Greater cybersecurity support for NHS needed during outbreak, says think tank
14:47, 02 April 2020
updated: 14:54, 14 April 2020
The NHS needs greater cybersecurity support to prevent a crippling attack during the coronavirus pandemic, a think tank has warned.
Security experts at Chatham House claim the NHS may be ill-prepared to deal with the aftermath of a potentially devastating cyber threat and has suggested the Government seek urgent help to protect it.
Lessons have been learned since the WannaCry ransomware attack which caused widespread disruption to the NHS in 2017 but today’s situation is far more fragile, they say.
“Evidently, the NHS is stretched to breaking point – expecting it to be on top of its cybersecurity during these exceptionally challenging times is unrealistic,” Joyce Hakmeh, senior research fellow at Chatham House’s International Security Programme, said.
She argues that supporting the NHS should go beyond increasing human resources and equipment capacity, as cyber security is critical in ensuring health professionals can carry on saving lives, safely and securely.
At such a critical time for the health service, they want the Government to call upon the private cybersecurity sector for assistance.
Now is the time where innovative public-private partnerships on cybersecurity should be formed ...
The think tank is also concerned about usual security processes being side-stepped, such as a national audit of the NHS’s security and cyber-resilience which was put on hold until September due to Covid-19.
It comes as Europol recently warned about pandemic profiteering, particularly online where criminals are attempting to exploit the crisis.

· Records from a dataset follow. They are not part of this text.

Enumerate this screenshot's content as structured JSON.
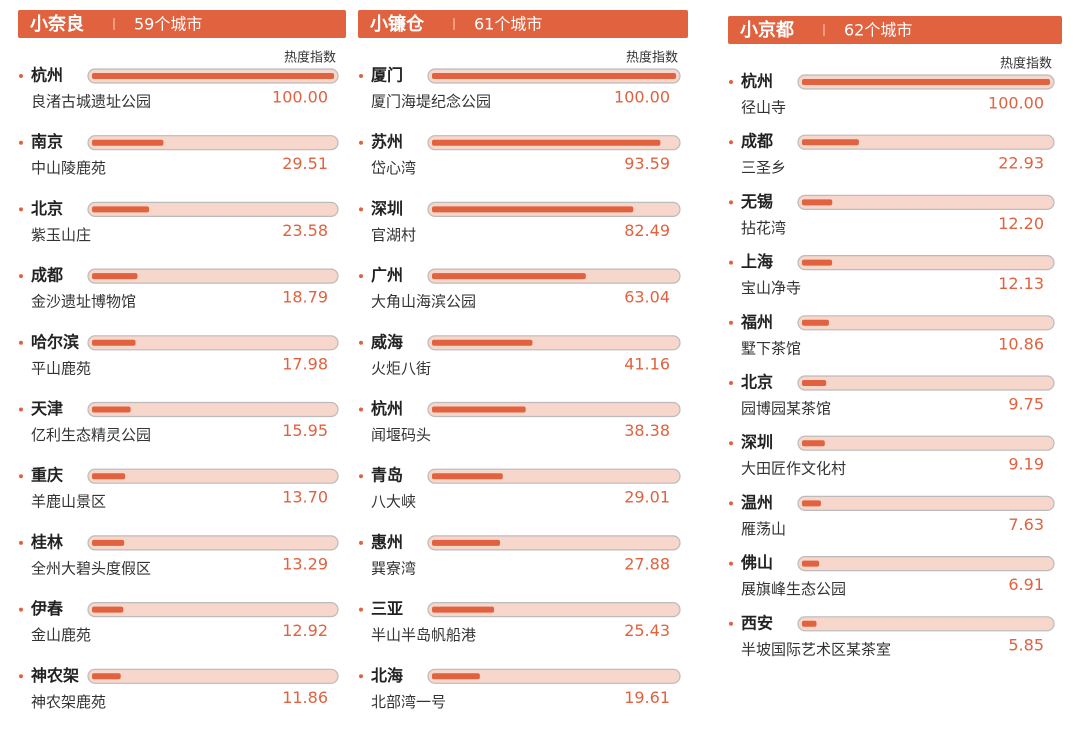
{
  "chart_data": [
    {
      "type": "bar",
      "title": "小奈良",
      "subtitle": "59个城市",
      "value_label_title": "热度指数",
      "color": "#e0623f",
      "categories": [
        "杭州",
        "南京",
        "北京",
        "成都",
        "哈尔滨",
        "天津",
        "重庆",
        "桂林",
        "伊春",
        "神农架"
      ],
      "subcategories": [
        "良渚古城遗址公园",
        "中山陵鹿苑",
        "紫玉山庄",
        "金沙遗址博物馆",
        "平山鹿苑",
        "亿利生态精灵公园",
        "羊鹿山景区",
        "全州大碧头度假区",
        "金山鹿苑",
        "神农架鹿苑"
      ],
      "values": [
        100,
        29.51,
        23.58,
        18.79,
        17.98,
        15.95,
        13.7,
        13.29,
        12.92,
        11.86
      ],
      "value_labels": [
        "100.00",
        "29.51",
        "23.58",
        "18.79",
        "17.98",
        "15.95",
        "13.70",
        "13.29",
        "12.92",
        "11.86"
      ]
    },
    {
      "type": "bar",
      "title": "小镰仓",
      "subtitle": "61个城市",
      "value_label_title": "热度指数",
      "color": "#e0623f",
      "categories": [
        "厦门",
        "苏州",
        "深圳",
        "广州",
        "威海",
        "杭州",
        "青岛",
        "惠州",
        "三亚",
        "北海"
      ],
      "subcategories": [
        "厦门海堤纪念公园",
        "岱心湾",
        "官湖村",
        "大角山海滨公园",
        "火炬八街",
        "闻堰码头",
        "八大峡",
        "巽寮湾",
        "半山半岛帆船港",
        "北部湾一号"
      ],
      "values": [
        100,
        93.59,
        82.49,
        63.04,
        41.16,
        38.38,
        29.01,
        27.88,
        25.43,
        19.61
      ],
      "value_labels": [
        "100.00",
        "93.59",
        "82.49",
        "63.04",
        "41.16",
        "38.38",
        "29.01",
        "27.88",
        "25.43",
        "19.61"
      ]
    },
    {
      "type": "bar",
      "title": "小京都",
      "subtitle": "62个城市",
      "value_label_title": "热度指数",
      "color": "#e0623f",
      "categories": [
        "杭州",
        "成都",
        "无锡",
        "上海",
        "福州",
        "北京",
        "深圳",
        "温州",
        "佛山",
        "西安"
      ],
      "subcategories": [
        "径山寺",
        "三圣乡",
        "拈花湾",
        "宝山净寺",
        "墅下茶馆",
        "园博园某茶馆",
        "大田匠作文化村",
        "雁荡山",
        "展旗峰生态公园",
        "半坡国际艺术区某茶室"
      ],
      "values": [
        100,
        22.93,
        12.2,
        12.13,
        10.86,
        9.75,
        9.19,
        7.63,
        6.91,
        5.85
      ],
      "value_labels": [
        "100.00",
        "22.93",
        "12.20",
        "12.13",
        "10.86",
        "9.75",
        "9.19",
        "7.63",
        "6.91",
        "5.85"
      ]
    }
  ]
}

“Now is the time where innovative public-private partnerships on cybersecurity should be formed – similar to the economic package that the UK Chancellor has put in place to shore up the economy against the Covid-19 impact and the innovative thinking on ventilator production,” Ms Hakmeh continued.
“The ways in which this support can be delivered can take different forms, the important thing is that it is mobilised swiftly.”
Neil Bennett, acting chief information security officer at NHS Digital responded, saying: “This is a time of unprecedented stress on the NHS, not least for the cyber security and IT teams who are continuing to work hard in all NHS organisations to keep patient data and systems secure, to continue to deliver safe patient care.”
He continued: “Working closely with partner organisations such as the National Cyber Security Centre and NHSX, we have created a new programme of work to help tackle the challenges that Covid-19 has presented the health and care sector.
“This will support local organisations even further to identify and fix technical issues, provide resource where needed, enhance our threat intelligence and threat-hunting capabilities, and support the new field hospitals to set up their operations securely.
“In addition, we are doing further work to protect Critical National Infrastructure assets, aligned to CPNI standards, and we are continuing to issue guidance to the sector on secure remote working, which we will continue to update as the threat landscape develops.”